Greenpeace das estradas

Greenpeace das estradas

Artigo de José Roberto de Souza Dias – Professor adjunto da UFSC e ex-diretor do Denatran
(A Notícia, 08/01/2008)
Ao longo dos anos, a imprensa estampa atrocidades da guerra: de um lado, a força dos exércitos mais poderosos do mundo; de outro, guerrilheiros que compensam o poder tecnológico com ousadia, tática e fanatismo religioso. É lógico inferir-se que as guerras são a principal causa das mortes violentas no mundo. Entretanto, uma revista especializada na prevenção de acidentes, “Injury Prevention Review”, mostra exatamente o contrário.
Entre 1994 e 2003, houve 33 atos terroristas nos países industrializados que provocaram 3.064 mortes. Nesse mesmo período, os acidentes de trânsito causaram quase 400 vezes mais mortes. Em 2006, os atentados provocaram cerca de 20 mil óbitos em todo o mundo, enquanto a taxa por acidentes de trânsito foi 390% maior.

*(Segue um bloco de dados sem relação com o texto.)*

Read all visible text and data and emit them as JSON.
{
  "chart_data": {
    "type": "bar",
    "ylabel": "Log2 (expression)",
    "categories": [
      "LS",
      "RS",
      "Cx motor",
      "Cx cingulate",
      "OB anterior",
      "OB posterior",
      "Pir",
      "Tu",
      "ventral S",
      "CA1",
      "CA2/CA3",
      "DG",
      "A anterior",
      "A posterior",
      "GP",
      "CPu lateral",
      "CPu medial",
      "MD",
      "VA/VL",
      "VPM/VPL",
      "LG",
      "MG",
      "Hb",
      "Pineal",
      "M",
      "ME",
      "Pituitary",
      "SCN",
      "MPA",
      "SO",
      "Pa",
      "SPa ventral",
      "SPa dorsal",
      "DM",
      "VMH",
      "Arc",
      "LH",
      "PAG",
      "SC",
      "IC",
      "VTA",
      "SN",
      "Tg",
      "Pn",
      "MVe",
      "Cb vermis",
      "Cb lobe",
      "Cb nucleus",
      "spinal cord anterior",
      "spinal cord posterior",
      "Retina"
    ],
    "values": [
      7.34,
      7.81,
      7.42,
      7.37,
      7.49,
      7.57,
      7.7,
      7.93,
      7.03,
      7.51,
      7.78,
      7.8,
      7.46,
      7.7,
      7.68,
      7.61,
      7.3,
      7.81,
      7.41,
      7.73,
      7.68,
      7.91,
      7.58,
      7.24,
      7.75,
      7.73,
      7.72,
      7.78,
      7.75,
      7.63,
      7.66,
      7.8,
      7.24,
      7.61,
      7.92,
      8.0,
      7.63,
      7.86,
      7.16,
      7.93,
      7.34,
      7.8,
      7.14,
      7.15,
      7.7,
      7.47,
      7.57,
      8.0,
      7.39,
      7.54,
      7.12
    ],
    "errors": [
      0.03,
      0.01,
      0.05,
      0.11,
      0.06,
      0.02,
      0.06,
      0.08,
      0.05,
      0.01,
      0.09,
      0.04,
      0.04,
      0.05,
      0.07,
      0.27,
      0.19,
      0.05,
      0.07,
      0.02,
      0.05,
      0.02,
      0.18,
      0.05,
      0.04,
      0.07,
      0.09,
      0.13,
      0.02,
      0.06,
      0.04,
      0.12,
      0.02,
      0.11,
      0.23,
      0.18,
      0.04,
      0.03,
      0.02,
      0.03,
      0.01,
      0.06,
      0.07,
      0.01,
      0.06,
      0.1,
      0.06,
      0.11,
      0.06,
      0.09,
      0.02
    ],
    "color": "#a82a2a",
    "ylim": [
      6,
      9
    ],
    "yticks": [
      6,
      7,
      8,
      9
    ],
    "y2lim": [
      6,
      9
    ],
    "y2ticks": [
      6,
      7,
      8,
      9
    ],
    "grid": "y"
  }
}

No Brasil, a doença chamada, equivocadamente, de acidente de trânsito, assume níveis epidêmicos. Estatísticas internacionais permitem compreender melhor esse quadro. Enquanto em nosso País morrem sete pessoas para cada 10 mil veículos/ano, nos EUA são dois mortos, mantidas as mesmas proporções. Estatísticas da Faculdade de Medicina da Universidade de São Paulo mostram que o risco de uma morte violenta é maior no trânsito brasileiro do que na guerra.
Os números falam por si: em média, 30 mil mortes no local do acidente, 20 mil nos hospitais nas primeiras 24 horas, uma pessoa morta a cada 11 minutos, um atropelamento a cada sete minutos, um acidente de trânsito a cada 31 segundos. Mais da metade dos acidentes com moto resultam em mortes; 70% por cento dos acidentes com mortes estão vinculados ao álcool; 65% dos leitos hospitalares são ocupados por acidentados de trânsito; a maioria das vítimas são homens entre 18 e 26 anos. Tudo isso causando um desperdício de R$ 5,3 bilhões e 16,8 milhões de dias de trabalho parados.
Em 2007, apenas nos 61 mil quilômetros de rodovias federais, ocorreram 122.985 acidentes, 6.840 mortes imediatas e 75 mil feridos, um aumento médio de 10% em relação ao ano anterior. Segundo a Polícia Rodoviária Federal, 80,75% dos acidentes aconteceram em pistas em bom estado de conservação, 71,4% em retas, 53,6% durante o dia. Confirma-se, assim, que a imprudência e a imperícia são as causas matrizes da acidentalidade.
Santa Catarina, com suas praias de mágica beleza e suas serras encantadoras, eleita o segundo destino mais prestigiado pelos turistas brasileiros, ainda ocupa a vice-liderança em acidentes rodoviários, perdendo apenas para Minas Gerais, que tem o dobro de quilômetros em sua malha rodoviária federal. Nesse início de novo ano, percebe-se que algumas coisas começam a mudar. Assim como aconteceu com a defesa do meio ambiente, a sociedade brasileira e a catarinense, em particular, mobilizam-se em defesa da vida.
A campanha “Isso tem que ter fim”, da RBS, revela a irracionalidade dos que fazem dos seus carros armaduras medievais, onde escondem seus defeitos e frustrações. Aos poucos, percebe-se uma mobilização social de indignação ativa que poderá se transformar num Greenpeace das ruas e estradas. Aí, sim, sem lágrimas nem dor, será mais aprazível apreciar as belezas de Santa Catarina.